Caveolin-associated accumulation of globotriaosylceramide in the vascular endothelium of α-galactosidase A null mice

Abstract

Cardiovascular complications, including stroke and myocardial infarction, result in premature mortality in patients with Fabry disease, an X-linked deficiency of α-galactosidase A (α-Gal A). The enzymatic defect results in the deposition of globotriaosylceramide (Gb3) in the vascular endothelium. To better understand the underlying pathogenesis of Fabry disease, the caveolar lipid content of primary cultured mouse aortic endothelial cells isolated from α-Gal A null mice was measured.
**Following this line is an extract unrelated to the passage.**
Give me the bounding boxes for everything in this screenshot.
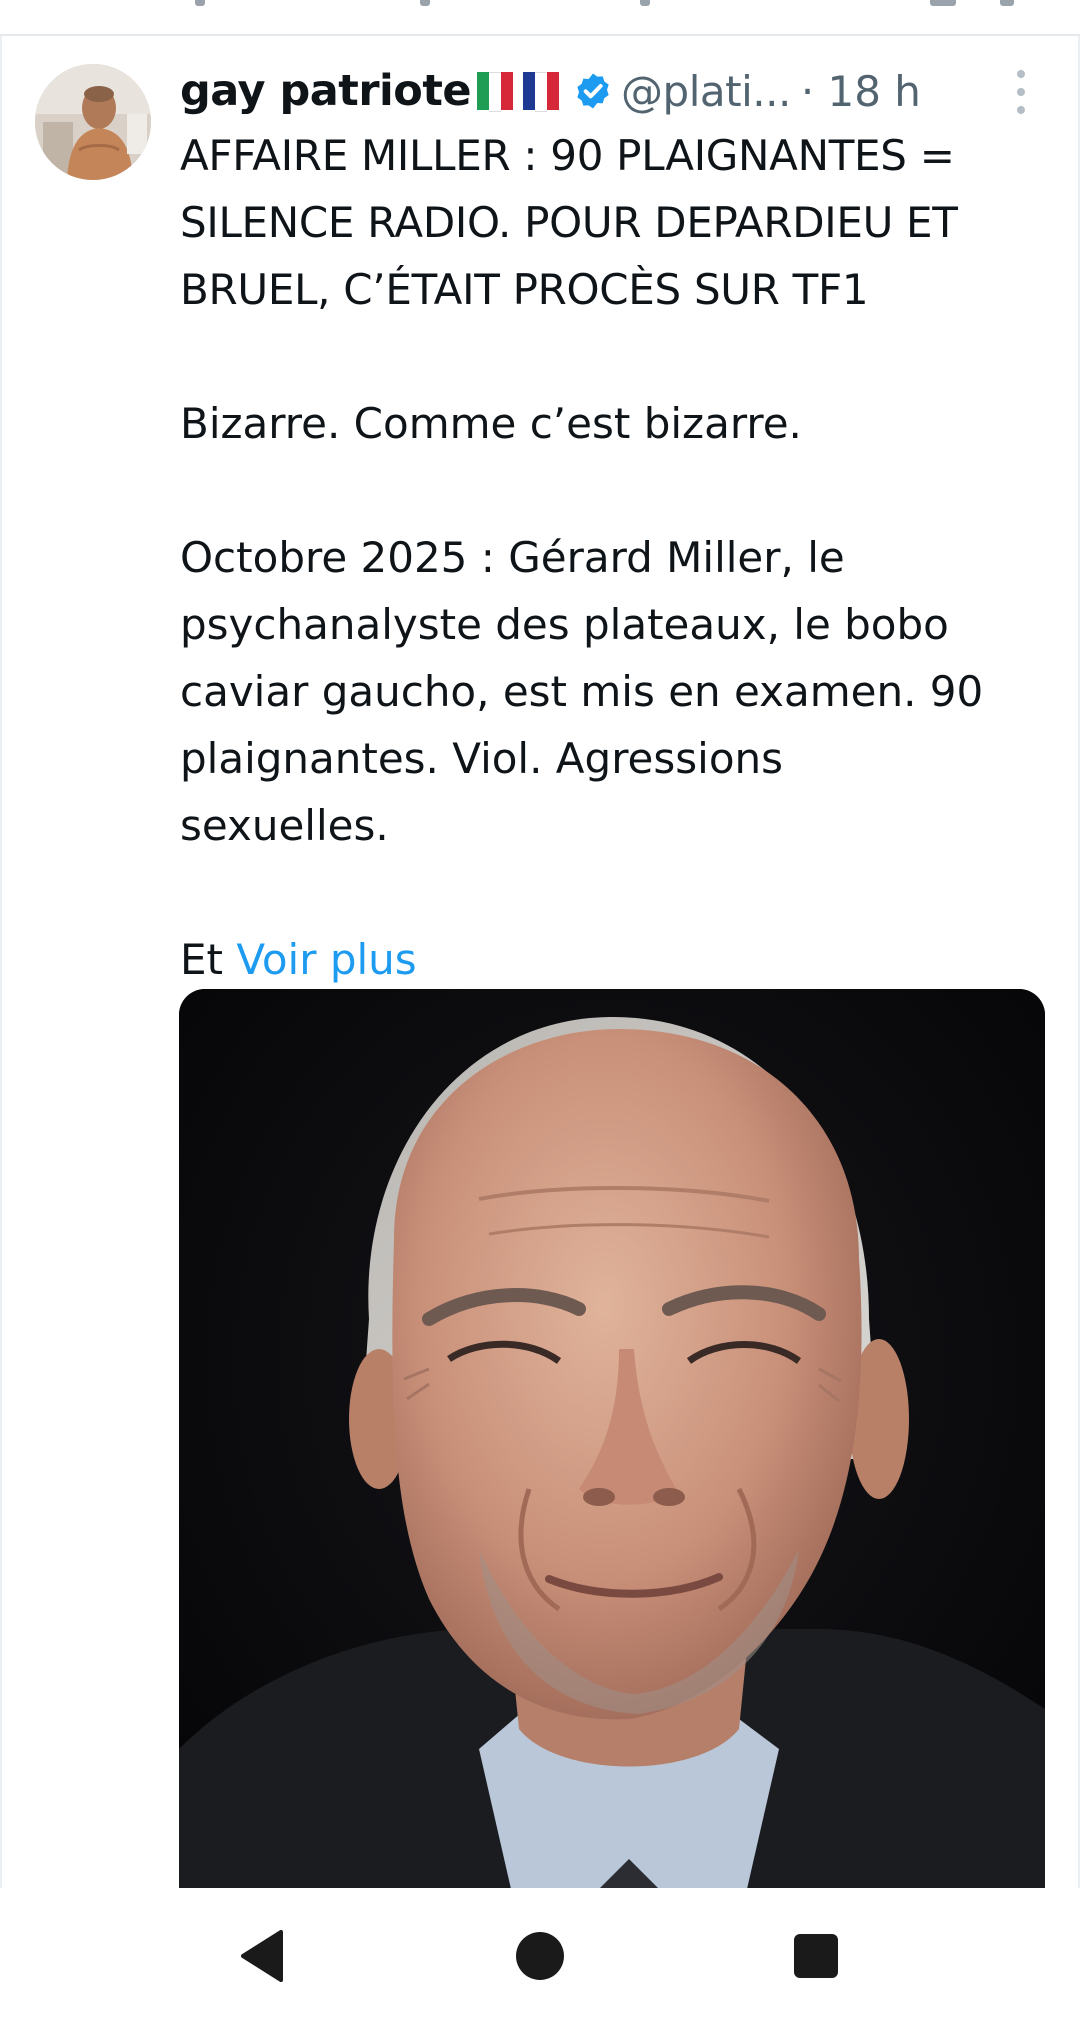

Lipid mass analysis revealed that the excessive Gb3 in cultured α-GalA-deficient mouse aortic endothelial cells accumulated in endothelial plasma membrane caveolar fractions. The levels of glucosylceramide and lactosylceramide increased in parallel with Gb3 levels in an age-dependent manner, whereas globotetraosylceramide (Gb4) levels reached maximal levels by 6 months of age and then rapidly decreased at older ages. The levels of cholesterol enriched in caveolar membranes declined in parallel with the progressive deposition of Gb3. Depleting Gb3 with recombinant human α-Gal A protein or D-threo-ethylenedioxyphenyl-P4, an inhibitor of glucosylceramide synthase, restored cholesterol in cultured α-Gal A-deficient mouse aortic endothelial cell caveolae. By contrast, recombinant human α-Gal A was less effective in normalizing the cholesterol content. These results demonstrate the caveolar accumulation of glycosphingolipids in an in vitro model of a lysosomal storage disease and raise the possibility that dynamic changes in the composition of plasma membrane lipid microdomains may mediate the endothelial dysfunction seen in Fabry disease. © 2007 by The American Society for Biochemistry and Molecular Biology, Inc.